The plot, in brief, concerns a busy young mum who loses her child while playing hide and seek in a local park. Every parent’s worst nightmare is explored in detail – the anger, disbelief and panic when realisation hits; the actions of the police, the public and the press; the false alarms and the sleepless nights. Interestingly, and this could be a spoiler but it becomes apparant a short way into the book, that in a Columbo-like way we see the story both from the point of view of the missing girl’s family and from that of the person who has her.
The book explores the way families work – real families in a very real world. Everyone is there – parents, children, grandparents and even the in-laws – and we see the parent-child relationship from both sides (and at many ages from pre-school to adult). What make it stand out among psychological thrillers, currently a hugely popular genre, in that what keeps you gripped isn’t action, violence or perversion but characters who are painfully real, with realistic flaws and fears.

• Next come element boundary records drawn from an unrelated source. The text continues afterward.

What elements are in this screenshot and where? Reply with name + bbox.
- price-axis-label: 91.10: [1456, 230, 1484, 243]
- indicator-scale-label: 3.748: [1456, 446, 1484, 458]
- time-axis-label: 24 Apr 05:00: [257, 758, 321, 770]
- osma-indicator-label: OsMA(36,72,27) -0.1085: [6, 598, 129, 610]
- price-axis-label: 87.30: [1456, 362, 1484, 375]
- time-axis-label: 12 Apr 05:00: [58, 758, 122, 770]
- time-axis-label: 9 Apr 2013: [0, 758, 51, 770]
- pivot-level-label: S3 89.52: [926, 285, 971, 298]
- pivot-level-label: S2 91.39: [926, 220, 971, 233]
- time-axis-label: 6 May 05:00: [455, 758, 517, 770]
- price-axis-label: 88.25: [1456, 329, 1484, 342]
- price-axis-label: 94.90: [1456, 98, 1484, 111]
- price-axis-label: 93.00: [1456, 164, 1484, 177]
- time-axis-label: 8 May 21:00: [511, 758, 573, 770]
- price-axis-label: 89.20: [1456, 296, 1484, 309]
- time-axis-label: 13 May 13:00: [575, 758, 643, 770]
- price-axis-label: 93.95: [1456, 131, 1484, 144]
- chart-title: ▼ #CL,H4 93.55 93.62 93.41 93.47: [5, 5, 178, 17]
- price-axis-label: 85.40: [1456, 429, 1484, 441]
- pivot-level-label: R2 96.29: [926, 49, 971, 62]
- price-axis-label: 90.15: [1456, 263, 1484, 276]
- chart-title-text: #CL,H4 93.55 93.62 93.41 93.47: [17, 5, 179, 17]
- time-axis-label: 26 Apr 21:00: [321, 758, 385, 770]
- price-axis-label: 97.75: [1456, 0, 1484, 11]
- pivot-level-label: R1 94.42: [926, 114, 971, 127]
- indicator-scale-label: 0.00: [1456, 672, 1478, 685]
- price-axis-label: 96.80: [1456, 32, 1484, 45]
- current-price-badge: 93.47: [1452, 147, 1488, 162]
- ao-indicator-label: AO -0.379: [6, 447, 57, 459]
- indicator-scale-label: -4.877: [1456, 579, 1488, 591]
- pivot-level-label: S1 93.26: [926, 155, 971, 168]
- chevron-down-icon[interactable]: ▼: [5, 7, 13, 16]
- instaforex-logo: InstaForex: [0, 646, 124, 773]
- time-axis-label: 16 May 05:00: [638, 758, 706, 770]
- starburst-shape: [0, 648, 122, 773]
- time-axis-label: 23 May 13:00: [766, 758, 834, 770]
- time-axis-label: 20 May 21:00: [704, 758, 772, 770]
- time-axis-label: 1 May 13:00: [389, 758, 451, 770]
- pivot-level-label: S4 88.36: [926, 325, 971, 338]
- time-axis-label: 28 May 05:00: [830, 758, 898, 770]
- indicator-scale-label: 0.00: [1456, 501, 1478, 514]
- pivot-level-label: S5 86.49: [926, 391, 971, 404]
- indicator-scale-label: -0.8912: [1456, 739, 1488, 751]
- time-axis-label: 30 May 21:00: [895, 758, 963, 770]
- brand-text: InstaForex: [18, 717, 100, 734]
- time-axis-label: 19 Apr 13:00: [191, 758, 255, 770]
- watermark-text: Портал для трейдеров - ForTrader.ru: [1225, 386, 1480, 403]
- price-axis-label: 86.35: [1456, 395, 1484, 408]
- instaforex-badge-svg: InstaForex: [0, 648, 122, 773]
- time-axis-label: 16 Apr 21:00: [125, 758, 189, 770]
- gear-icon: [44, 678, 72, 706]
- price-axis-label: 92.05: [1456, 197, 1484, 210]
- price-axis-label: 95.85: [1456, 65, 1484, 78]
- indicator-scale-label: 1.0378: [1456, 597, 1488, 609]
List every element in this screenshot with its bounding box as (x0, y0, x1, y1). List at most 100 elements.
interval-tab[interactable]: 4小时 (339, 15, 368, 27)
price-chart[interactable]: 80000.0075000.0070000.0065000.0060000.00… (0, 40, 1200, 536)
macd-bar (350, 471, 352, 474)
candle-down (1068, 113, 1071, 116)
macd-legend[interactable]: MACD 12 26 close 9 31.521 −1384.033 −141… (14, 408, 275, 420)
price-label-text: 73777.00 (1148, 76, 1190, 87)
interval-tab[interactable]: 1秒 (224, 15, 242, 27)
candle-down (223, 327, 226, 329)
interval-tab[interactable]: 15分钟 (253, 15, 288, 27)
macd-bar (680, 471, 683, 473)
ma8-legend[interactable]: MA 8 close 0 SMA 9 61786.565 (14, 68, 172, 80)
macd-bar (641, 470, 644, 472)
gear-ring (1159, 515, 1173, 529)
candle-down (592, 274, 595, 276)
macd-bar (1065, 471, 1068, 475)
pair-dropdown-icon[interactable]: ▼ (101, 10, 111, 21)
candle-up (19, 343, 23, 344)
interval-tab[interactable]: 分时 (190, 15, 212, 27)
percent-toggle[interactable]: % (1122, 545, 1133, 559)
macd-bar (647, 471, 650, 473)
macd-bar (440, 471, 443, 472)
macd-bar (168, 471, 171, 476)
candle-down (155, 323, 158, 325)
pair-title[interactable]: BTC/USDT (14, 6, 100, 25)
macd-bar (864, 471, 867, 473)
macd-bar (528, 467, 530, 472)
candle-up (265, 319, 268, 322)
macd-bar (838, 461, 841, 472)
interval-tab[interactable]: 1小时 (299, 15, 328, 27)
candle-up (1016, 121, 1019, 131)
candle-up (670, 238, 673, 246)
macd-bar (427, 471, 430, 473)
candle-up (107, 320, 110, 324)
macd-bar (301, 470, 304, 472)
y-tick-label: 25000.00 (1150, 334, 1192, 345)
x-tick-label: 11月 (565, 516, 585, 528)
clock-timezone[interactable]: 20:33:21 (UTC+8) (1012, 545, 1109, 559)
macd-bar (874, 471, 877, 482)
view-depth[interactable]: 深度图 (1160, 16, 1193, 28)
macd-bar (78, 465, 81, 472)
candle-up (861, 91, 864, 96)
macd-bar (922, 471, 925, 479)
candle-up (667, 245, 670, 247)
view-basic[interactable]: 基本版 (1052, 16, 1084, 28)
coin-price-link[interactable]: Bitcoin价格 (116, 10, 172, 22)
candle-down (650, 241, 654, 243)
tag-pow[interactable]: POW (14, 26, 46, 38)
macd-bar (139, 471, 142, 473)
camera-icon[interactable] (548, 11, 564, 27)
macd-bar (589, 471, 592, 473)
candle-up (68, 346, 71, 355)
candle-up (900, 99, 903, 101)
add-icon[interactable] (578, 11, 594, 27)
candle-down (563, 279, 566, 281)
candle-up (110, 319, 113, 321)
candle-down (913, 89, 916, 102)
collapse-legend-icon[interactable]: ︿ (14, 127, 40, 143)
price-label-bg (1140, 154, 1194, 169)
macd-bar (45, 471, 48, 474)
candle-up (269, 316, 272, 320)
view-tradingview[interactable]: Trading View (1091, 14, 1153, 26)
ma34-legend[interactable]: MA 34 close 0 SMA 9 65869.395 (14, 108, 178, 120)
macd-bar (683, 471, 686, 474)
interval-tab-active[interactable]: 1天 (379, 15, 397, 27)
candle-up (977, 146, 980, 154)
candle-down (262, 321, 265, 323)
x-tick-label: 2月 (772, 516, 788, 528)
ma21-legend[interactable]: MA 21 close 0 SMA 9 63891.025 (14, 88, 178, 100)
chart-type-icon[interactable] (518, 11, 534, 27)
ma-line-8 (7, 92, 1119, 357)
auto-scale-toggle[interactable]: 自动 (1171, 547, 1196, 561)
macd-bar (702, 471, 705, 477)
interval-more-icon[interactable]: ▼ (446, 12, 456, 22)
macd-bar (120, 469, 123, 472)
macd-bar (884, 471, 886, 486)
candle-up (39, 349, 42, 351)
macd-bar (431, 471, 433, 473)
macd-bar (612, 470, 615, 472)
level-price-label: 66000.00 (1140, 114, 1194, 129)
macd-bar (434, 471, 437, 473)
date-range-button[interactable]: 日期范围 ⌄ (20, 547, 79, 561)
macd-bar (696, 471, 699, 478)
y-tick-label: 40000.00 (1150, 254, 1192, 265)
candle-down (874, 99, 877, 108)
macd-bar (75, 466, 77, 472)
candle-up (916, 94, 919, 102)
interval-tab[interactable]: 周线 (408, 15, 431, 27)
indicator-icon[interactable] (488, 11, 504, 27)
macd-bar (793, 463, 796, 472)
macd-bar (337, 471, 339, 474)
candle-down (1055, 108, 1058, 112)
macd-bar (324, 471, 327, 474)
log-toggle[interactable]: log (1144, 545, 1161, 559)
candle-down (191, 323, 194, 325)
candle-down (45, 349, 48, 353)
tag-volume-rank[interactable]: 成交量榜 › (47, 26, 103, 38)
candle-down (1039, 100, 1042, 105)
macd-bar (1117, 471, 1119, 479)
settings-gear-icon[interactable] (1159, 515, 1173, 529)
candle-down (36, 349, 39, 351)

So. Where does my experience come into it? Not from experience of motherhood or loss – I don’t have any children – but from the setting. This book is set in Halifax, a town I frequently walk to from my home on a day off, and, more specifically, the key events take place in and around a local park which I know really well. I have visited the park, the butterfly house and even the ice-cream van and I could envisage the setting for so many of the events in the novel. Of course, this should just be interesting to me as a familiar place but I do get a hint of something darker. The child in this story is a bright, forthright four year old looking forward to her first day of school – and I can’t help but think of the child of good friends who I have spent happy hours with in this particular park. She’s four. And looking forward to starting school…This is a book which can make a non-parent really understand what motherhood can be like.